Para o homem encantado tudo é noite. A felicidade é como o âmbar
que envolve o inseto, não o deixando mover nem sequer respirar, mas
conservando-o no seu esplendor.
O sol, já sem luz, num capricho
apaga-se. Na planície azul escapa-se o dia. Pequenas ondas de novelos alisam o
cabelo, ventos do manto de nevoeiro branco, grosso e quente, que abafam o
escuro. Procura o calor, que vem aos poucos e se perde
em nada. O corpo treme e retoma o caminho sem sentido, sem fim sempre que
começa, com o fim com que sempre acaba. Tudo o que é vivo é magia e toda a vida
é ilusão.
Não pede, recebe o que há. Na
gruta sem teto, onde se enleia no calor e nos medos, ela não vem e quando vem,
está, perdeu-a na memória tanta vez.

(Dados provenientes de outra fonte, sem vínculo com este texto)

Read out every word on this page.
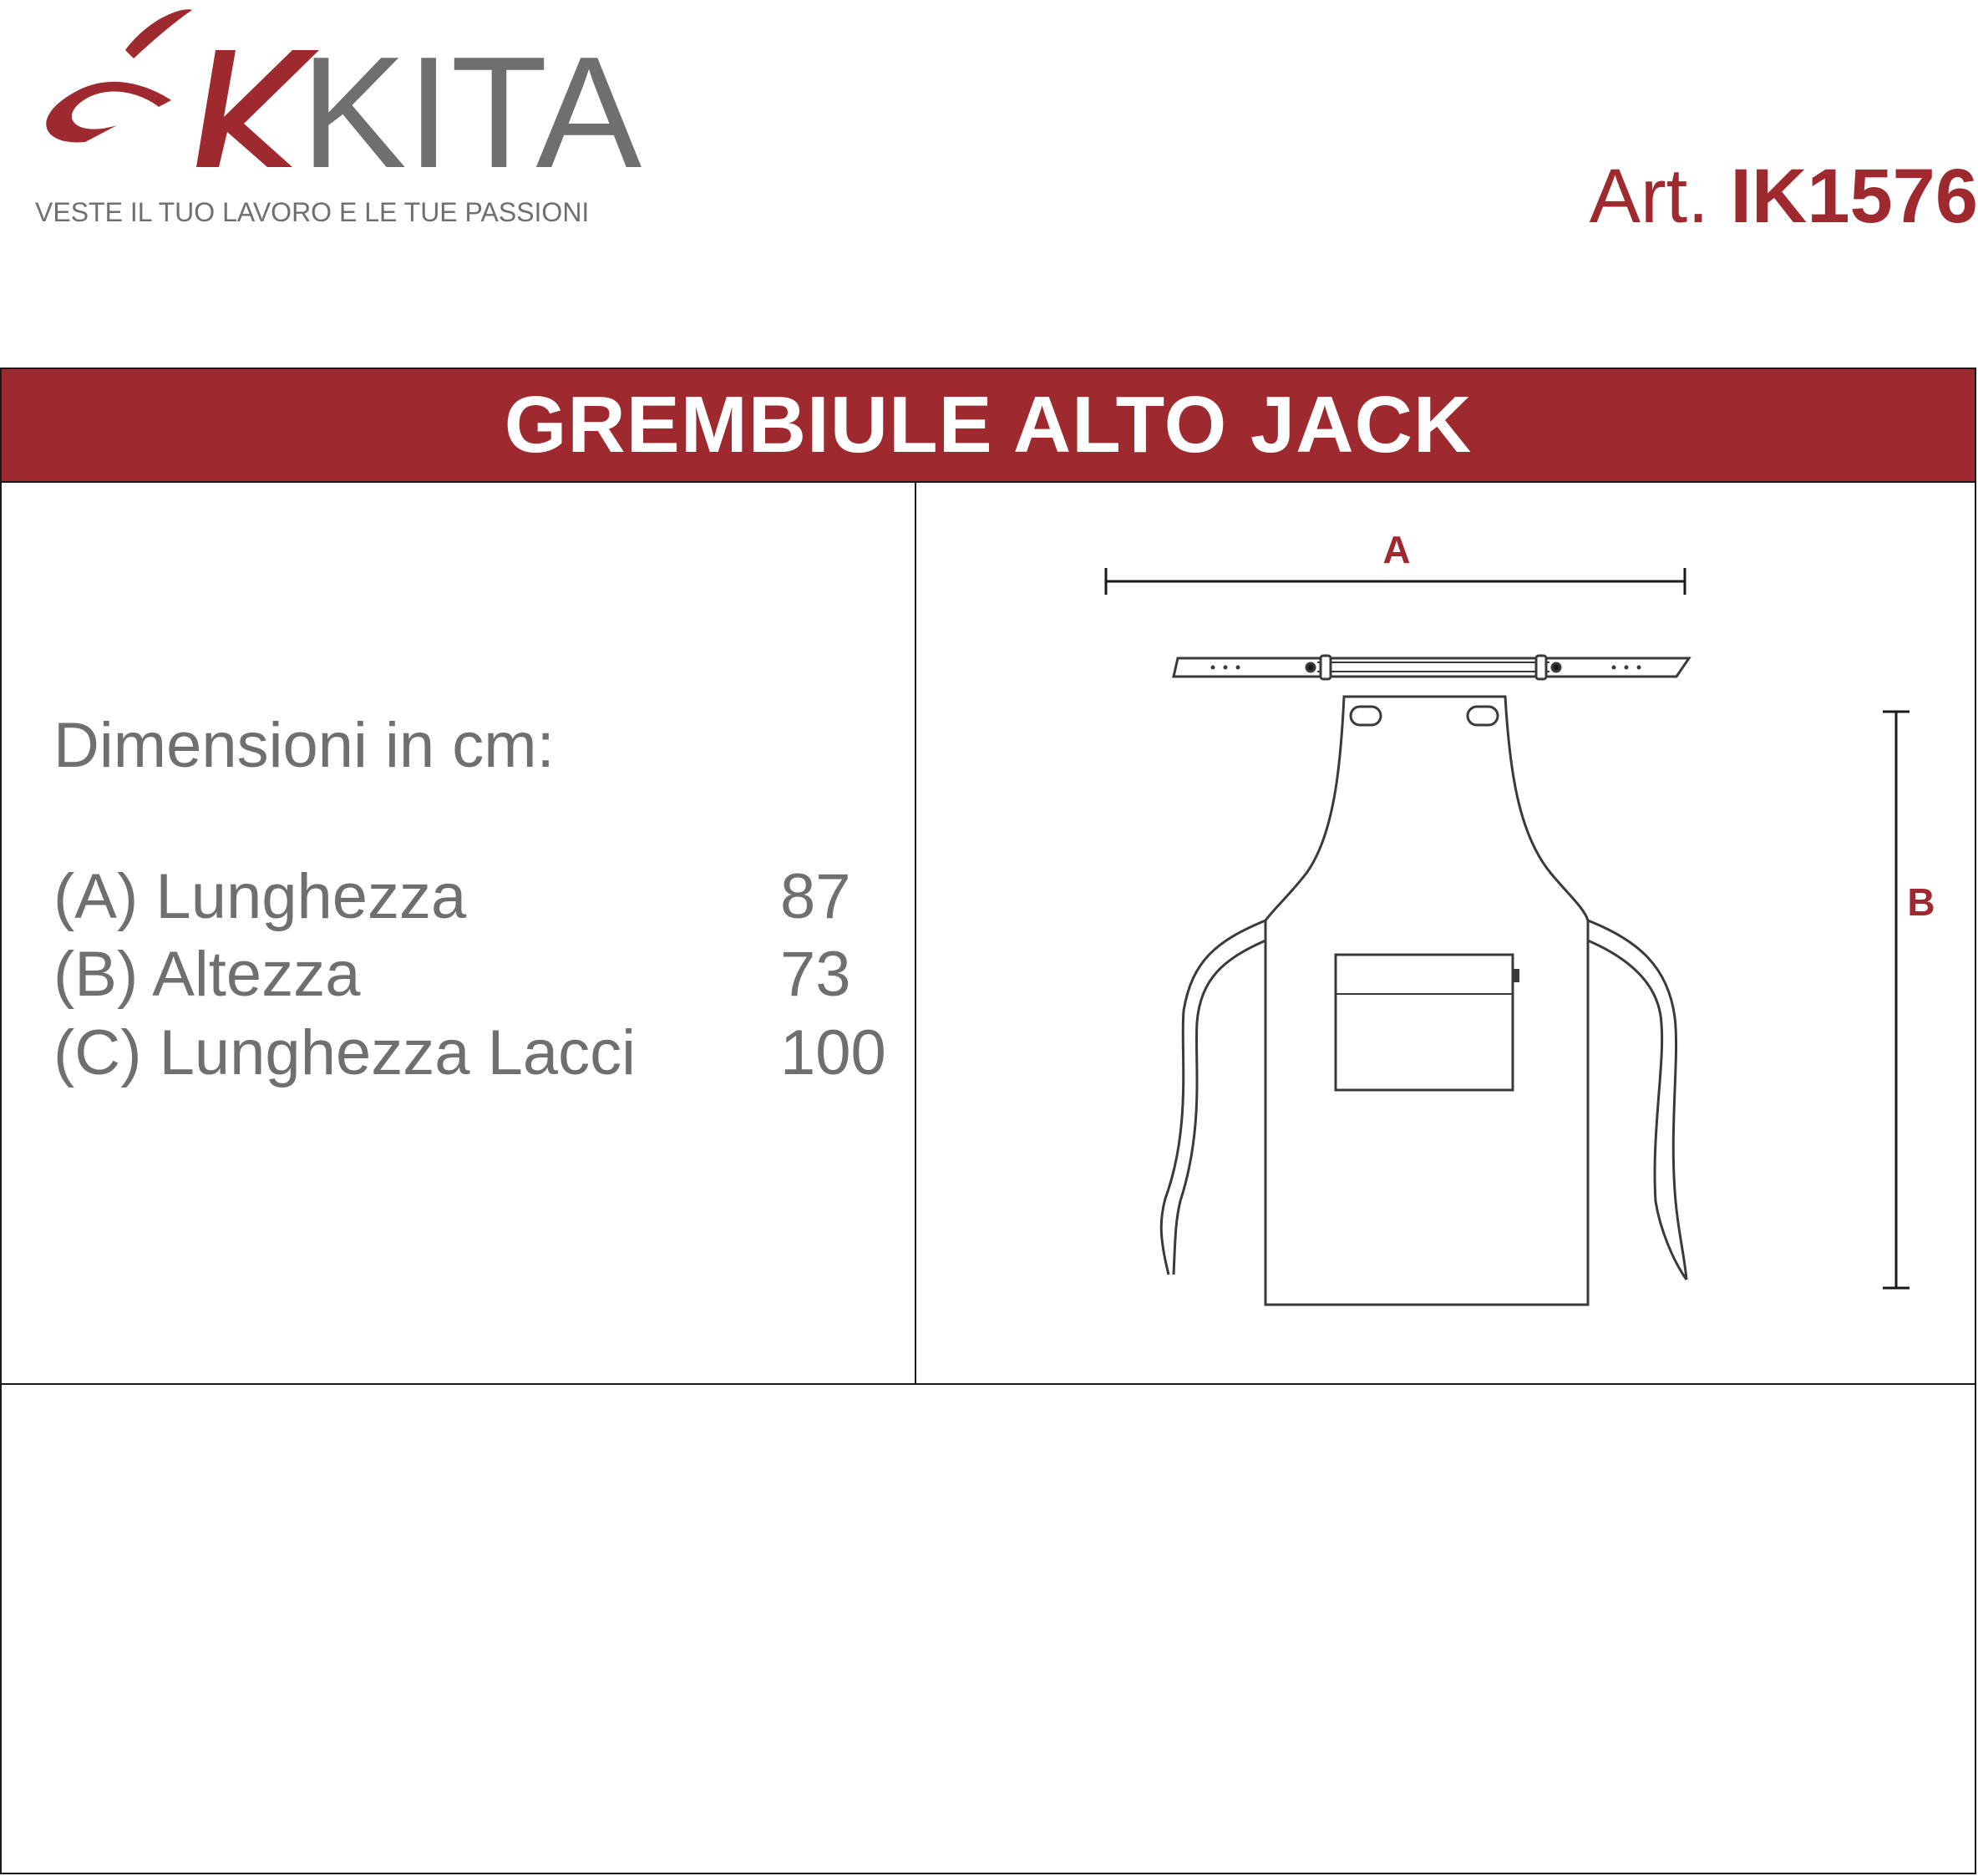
KITA
VESTE IL TUO LAVORO E LE TUE PASSIONI	Art. IK1576
GREMBIULE ALTO JACK
Dimensioni in cm:
(A) Lunghezza	87
(B) Altezza	73
(C) Lunghezza Lacci 100
A
B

A neblina e a paisagem azul consomem-no, mas
é tudo imaginação, não fosse mais disso o que fica, os abismos dos passos, as
cores cinzentas das flores, os cheiros nos gostos e todas as lembranças que passam
e nele ficam e não interessam.
Numa dessas noites sem sol, mas
quente, chega. Não a acompanha bem, no fundo da sua gruta sem teto tudo é
confuso, portas e caras que falam sem mexerem os lábios ou então, em silêncio, chamam
alguém num manto branco que baralha os sentidos do homem encantado. O
sentimento é ansiedade, um querer imediato, cortante, como aquele que deseja o
calor e o vermelho do seu sangue, que escorre pintando desenhos coloridos por
onde passa, espraiando-se naquilo que foi antes a vida e que hoje é desejo
intenso, entre sofás brilhantes.
Ao olhar do homem encantado
tudo é luz, encandeia. O manto dos seus cabelos envolve-o, a calda é doce, tão
doce, embala-me no teu regaço, dá-me ternura e o desejo arde e entre a névoa o tempo
torna-se real e curto, mas forte. Naquele momento está feliz, mas tudo é prazer
e angústia e sem se aperceber anda à roda do sulco do mesmo caminho.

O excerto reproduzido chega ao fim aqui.